Artikel 2 Toepasselijkheid

Deze regeling is van toepassing op eenieder die in dienstverband, daaronder begrepen detacheringen en uitzend- en stageconstructies, werkzaam is of is geweest bij de provincie Limburg.

Paragraaf 2 De vertrouwenspersoon

Artikel 3 Vertrouwenspersoon

  • 1. Gedeputeerde Staten benoemen een vertrouwenspersoon als bedoeld in het Besluit instelling vertrouwenspersoon.

  • 2. Naast de taken en bevoegdheden, beschreven in het Besluit instelling vertrouwenspersoon, heeft de vertrouwenspersoon meer specifiek tot taak:

    • a.

      de opvang van de klager en het bieden van emotionele ondersteuning;

    • b.

      het informeren en adviseren over mogelijkheden om aan de ongewenste

      omgangsvormen een einde te maken:

      • -

        door oplossingen in de informele sfeer,

      • -

        door het inschakelen van een bemiddelaar,

      • -

        door ondersteuning te bieden bij de procedure als bedoeld in artikel 5 van deze regeling,

      • -

        door het doorverwijzen naar (externe) deskundigen;

    • c.

      het begeleiden in het oplossingstraject door onder andere het voeren van gesprekken met direct betrokkenen;

    • d.

      het bieden van nazorg.

  • 3.

    De vertrouwenspersoon handelt uitsluitend op verzoek van de klager.

  • 4.

    De vertrouwenspersoon kan in voorkomende gevallen gebruik maken van externe deskundigheid.
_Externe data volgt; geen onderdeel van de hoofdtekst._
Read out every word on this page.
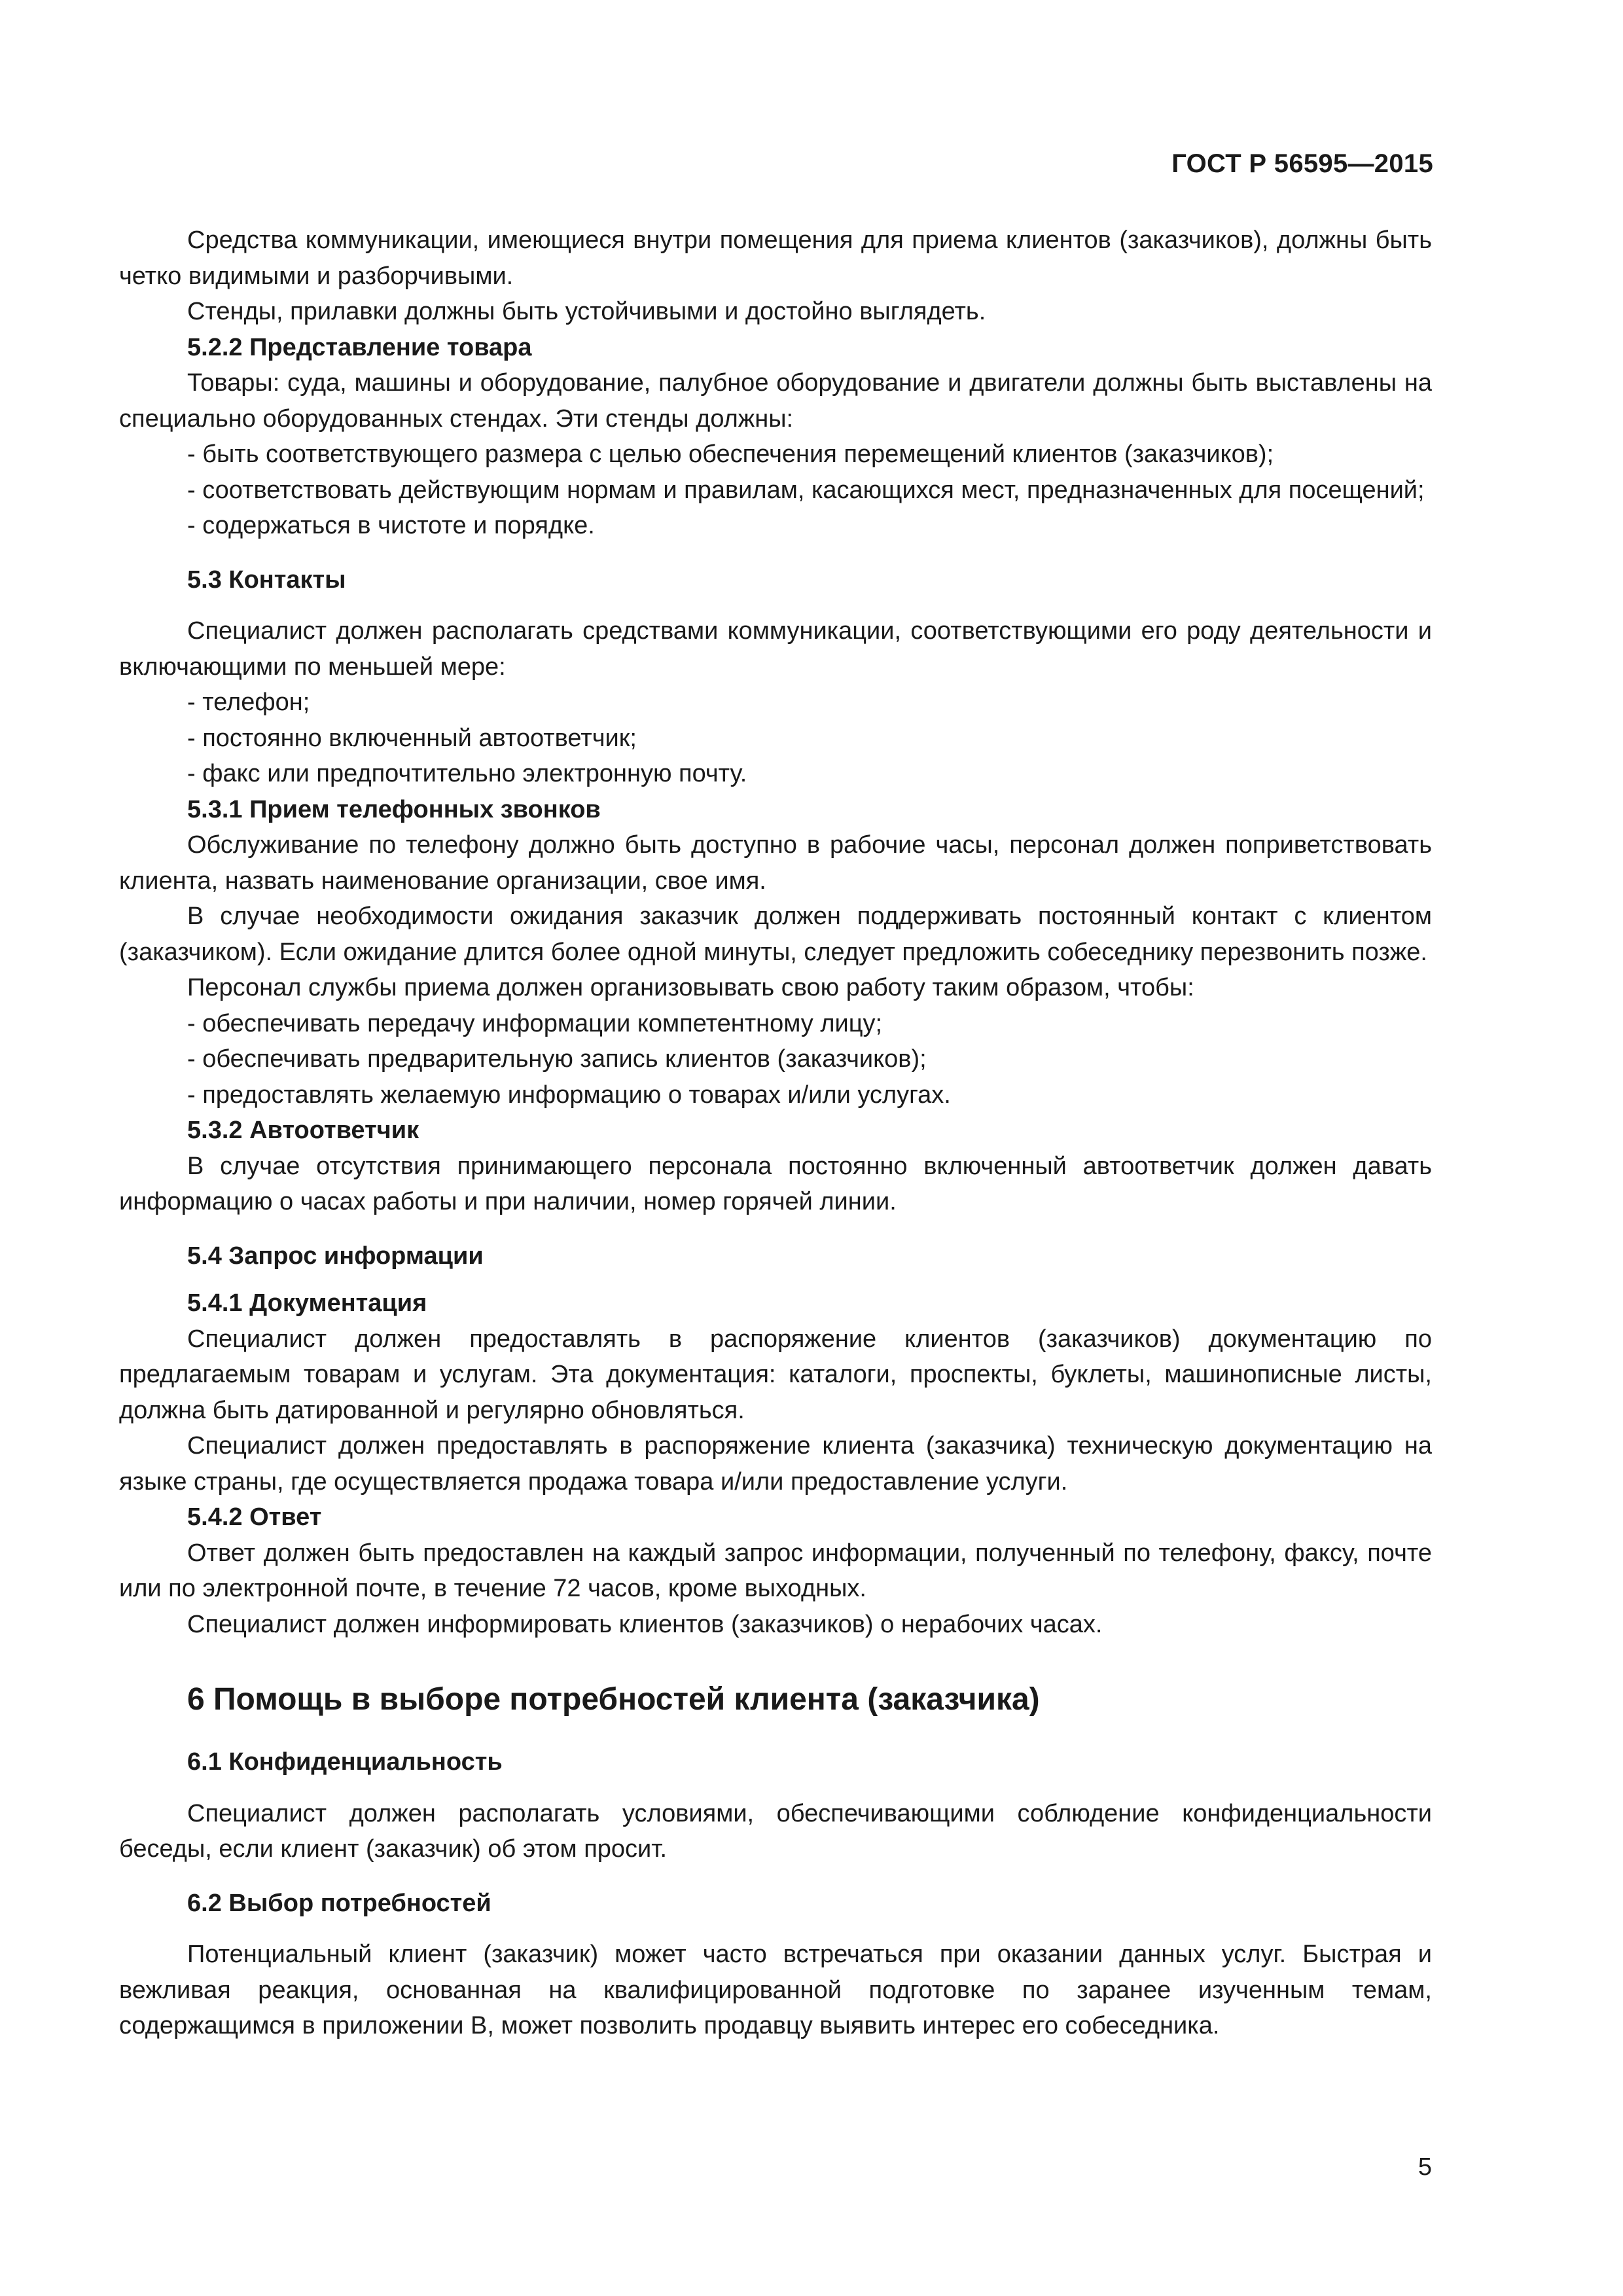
ГОСТ Р 56595—2015

Средства коммуникации, имеющиеся внутри помещения для приема клиентов (заказчиков), должны быть четко видимыми и разборчивыми.

Стенды, прилавки должны быть устойчивыми и достойно выглядеть.

5.2.2 Представление товара

Товары: суда, машины и оборудование, палубное оборудование и двигатели должны быть выставлены на специально оборудованных стендах. Эти стенды должны:

- быть соответствующего размера с целью обеспечения перемещений клиентов (заказчиков);

- соответствовать действующим нормам и правилам, касающихся мест, предназначенных для посещений;

- содержаться в чистоте и порядке.

5.3 Контакты

Специалист должен располагать средствами коммуникации, соответствующими его роду деятельности и включающими по меньшей мере:

- телефон;

- постоянно включенный автоответчик;

- факс или предпочтительно электронную почту.

5.3.1 Прием телефонных звонков

Обслуживание по телефону должно быть доступно в рабочие часы, персонал должен поприветствовать клиента, назвать наименование организации, свое имя.

В случае необходимости ожидания заказчик должен поддерживать постоянный контакт с клиентом (заказчиком). Если ожидание длится более одной минуты, следует предложить собеседнику перезвонить позже.

Персонал службы приема должен организовывать свою работу таким образом, чтобы:

- обеспечивать передачу информации компетентному лицу;

- обеспечивать предварительную запись клиентов (заказчиков);

- предоставлять желаемую информацию о товарах и/или услугах.

5.3.2 Автоответчик

В случае отсутствия принимающего персонала постоянно включенный автоответчик должен давать информацию о часах работы и при наличии, номер горячей линии.

5.4 Запрос информации

5.4.1 Документация

Специалист должен предоставлять в распоряжение клиентов (заказчиков) документацию по предлагаемым товарам и услугам. Эта документация: каталоги, проспекты, буклеты, машинописные листы, должна быть датированной и регулярно обновляться.

Специалист должен предоставлять в распоряжение клиента (заказчика) техническую документацию на языке страны, где осуществляется продажа товара и/или предоставление услуги.

5.4.2 Ответ

Ответ должен быть предоставлен на каждый запрос информации, полученный по телефону, факсу, почте или по электронной почте, в течение 72 часов, кроме выходных.

Специалист должен информировать клиентов (заказчиков) о нерабочих часах.

6 Помощь в выборе потребностей клиента (заказчика)

6.1 Конфиденциальность

Специалист должен располагать условиями, обеспечивающими соблюдение конфиденциальности беседы, если клиент (заказчик) об этом просит.

6.2 Выбор потребностей

Потенциальный клиент (заказчик) может часто встречаться при оказании данных услуг. Быстрая и вежливая реакция, основанная на квалифицированной подготовке по заранее изученным темам, содержащимся в приложении В, может позволить продавцу выявить интерес его собеседника.

5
Paragraaf 3 Informele en formele procedure

Artikel 4 Informele procedure: melding bij vertrouwenspersoon

  • 1.

    Een ieder die met ongewenste omgangsvormen in de zin van deze regeling jegens zichzelf of jegens een ander wordt geconfronteerd kan dit melden bij de vertrouwenspersoon.

  • 2.

    Indien de melding na tussenkomst van de vertrouwenspersoon niet naar tevredenheid is opgelost, kan de klager besluiten een schriftelijke klacht in te dienen als bedoeld in artikel 9:1 van de Algemene wet bestuursrecht.

Artikel 5 Formele procedure: de behandeling van klachten in de zin van artikel 9:1 Algemene wet bestuursrecht

  • 1.

    Met betrekking tot de afhandeling van klachten inzake ongewenste omgangsvormen gelden de bepalingen in dit artikel in aanvulling op de procedure zoals vastgesteld in hoofdstuk 9 van de Algemene wet bestuursrecht en de artikelen 7 tot en met 11 van het Reglement bezwaren en klachten Provincie Limburg.

  • 2.

    De behandeling van klachten inzake ongewenste omgangsvormen geschiedt door de klachtenfunctionaris en de plaatsvervangend klachtenfunctionaris gezamenlijk.

  • 3.

    De klager en degene, tegen wie de klacht is gericht, kunnen zich laten bijstaan door een gemachtigde.

  • 4.

    De klager en degene op wiens gedraging de klacht betrekking heeft worden niet in elkaars aanwezigheid gehoord indien aannemelijk is dat gezamenlijk horen een zorgvuldige behandeling zal belemmeren of dat tijdens het horen feiten of omstandigheden bekend zullen worden waarvan geheimhouding om gewichtige redenen is geboden, ofwel indien één of meer betrokkenen aangeven daar de voorkeur aan te geven.

  • 5.

    Wanneer betrokkenen afzonderlijk zijn gehoord, wordt ieder van hen op de hoogte gesteld van het verhandelde tijdens het horen buiten zijn of haar aanwezigheid, tenzij geheimhouding om gewichtige redenen is geboden.

  • 6.

    Op verzoek van de klager of degene op wiens gedraging de klacht betrekking heeft kunnen meegebrachte getuigen en deskundigen worden gehoord.

  • 7.

    De hoorzitting vindt plaats achter gesloten deuren.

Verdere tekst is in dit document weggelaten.